Between the end of my work at Stanford and catching the CalTrain to see the House Jacks, I had a couple of hours to hang out. I decided that Palo Alto is a nicer place to chill than Redwood city, and wound up in the Stanford bookstore. I found a comfy chair in a corner of the basement, and read the first couple of chapters of each of several books.
- Martin Gardner’s Did Adam and Eve Have Navels. Fun and light. A series of articles on pseudo-science.
- The Embodied Mind: Cognitive Science and Human Experience by Varela, Thompson, and Rosch. This is a fairly weighty tome that starts with the assumption that the person we are and the first person experience we have is inextricably tied up with our body and the structures and biochemistry of our mind. This leads them to dispense (in the introduction, even) with mind/body dualism, as well as with the classic struggle between man’s “animal” and “rational” natures. There was an early line that went something like: ‘Rationality, rising from the flesh, cannot transcend it.’
- Alan Turing: The Enigma by Andrew Hodges. Turing (for the non computer geeks in the audience) was one of the most brilliant mathematician / computer scientists ever to live. He worked on decoding the German “Enigma” machine, proved various things about computation that are still the foundation of theoretical computer science today, pondered whether machines would ever “think,” and eventually killed himself when his homosexuality became widely known. He’s one of the giants of my field, and the biography seems fair and even-handed.

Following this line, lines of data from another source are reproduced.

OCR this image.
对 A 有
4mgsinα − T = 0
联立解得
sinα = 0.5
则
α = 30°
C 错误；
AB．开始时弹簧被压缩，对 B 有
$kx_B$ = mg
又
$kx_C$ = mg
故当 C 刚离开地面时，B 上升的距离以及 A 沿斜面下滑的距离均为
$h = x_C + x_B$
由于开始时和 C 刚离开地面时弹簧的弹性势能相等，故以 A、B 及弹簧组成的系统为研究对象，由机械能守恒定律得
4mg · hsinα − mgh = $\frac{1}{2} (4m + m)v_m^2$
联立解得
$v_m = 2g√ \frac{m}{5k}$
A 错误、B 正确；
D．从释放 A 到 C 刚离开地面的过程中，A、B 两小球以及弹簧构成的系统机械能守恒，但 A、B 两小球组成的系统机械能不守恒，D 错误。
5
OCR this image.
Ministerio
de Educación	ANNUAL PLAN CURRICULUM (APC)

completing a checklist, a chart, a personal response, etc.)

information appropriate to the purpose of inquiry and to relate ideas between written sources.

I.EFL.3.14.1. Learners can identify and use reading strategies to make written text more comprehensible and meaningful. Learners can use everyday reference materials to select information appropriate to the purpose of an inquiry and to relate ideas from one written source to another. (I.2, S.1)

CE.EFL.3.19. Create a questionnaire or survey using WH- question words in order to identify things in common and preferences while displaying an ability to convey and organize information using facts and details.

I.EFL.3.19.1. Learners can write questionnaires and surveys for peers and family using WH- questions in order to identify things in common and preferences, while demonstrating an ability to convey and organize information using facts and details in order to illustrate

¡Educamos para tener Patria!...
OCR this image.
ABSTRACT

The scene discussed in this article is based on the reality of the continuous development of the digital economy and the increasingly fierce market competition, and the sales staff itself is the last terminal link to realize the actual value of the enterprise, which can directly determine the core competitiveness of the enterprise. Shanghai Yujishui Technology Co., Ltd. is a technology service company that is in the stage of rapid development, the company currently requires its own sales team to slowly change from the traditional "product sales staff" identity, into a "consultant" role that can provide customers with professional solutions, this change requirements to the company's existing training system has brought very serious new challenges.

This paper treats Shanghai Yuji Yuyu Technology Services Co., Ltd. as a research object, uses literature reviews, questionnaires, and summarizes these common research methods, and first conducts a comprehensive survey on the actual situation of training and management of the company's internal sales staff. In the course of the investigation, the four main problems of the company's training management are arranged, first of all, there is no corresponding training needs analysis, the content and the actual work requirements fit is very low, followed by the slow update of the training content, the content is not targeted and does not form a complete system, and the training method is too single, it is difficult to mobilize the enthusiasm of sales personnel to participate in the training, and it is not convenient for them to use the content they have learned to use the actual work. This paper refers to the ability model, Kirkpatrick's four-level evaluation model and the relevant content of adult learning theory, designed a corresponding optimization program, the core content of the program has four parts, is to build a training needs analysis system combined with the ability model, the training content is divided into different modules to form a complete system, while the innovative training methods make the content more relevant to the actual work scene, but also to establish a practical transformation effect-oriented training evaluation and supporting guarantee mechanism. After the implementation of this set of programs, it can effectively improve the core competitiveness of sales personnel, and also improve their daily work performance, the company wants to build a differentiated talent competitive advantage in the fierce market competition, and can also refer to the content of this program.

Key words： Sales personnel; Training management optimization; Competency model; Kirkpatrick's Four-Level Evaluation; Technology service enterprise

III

I was well underway to making this my purchase of the day, when I found the following couplet (written by Turing to a friend shortly before he killed himself) that depressed me so much that I put the book back:
Turing says that machines think
Turing lies with men
Therefore machines do not think - Fabric of the Cosmos by Brian Greene. I wound up buying this one. I love popular science renditions of subjects that I just don’t understand. This one is about space and time and, basically, everything.
Between every few chapters (since I really wanted to take a nap), I would lean my head back and shut my eyes for a bit. It was one of the most relaxing afternoons I’ve had in a long time.
Now, however, I’m at the Berkeley physics labs, hanging out with amnesiadust. Woot.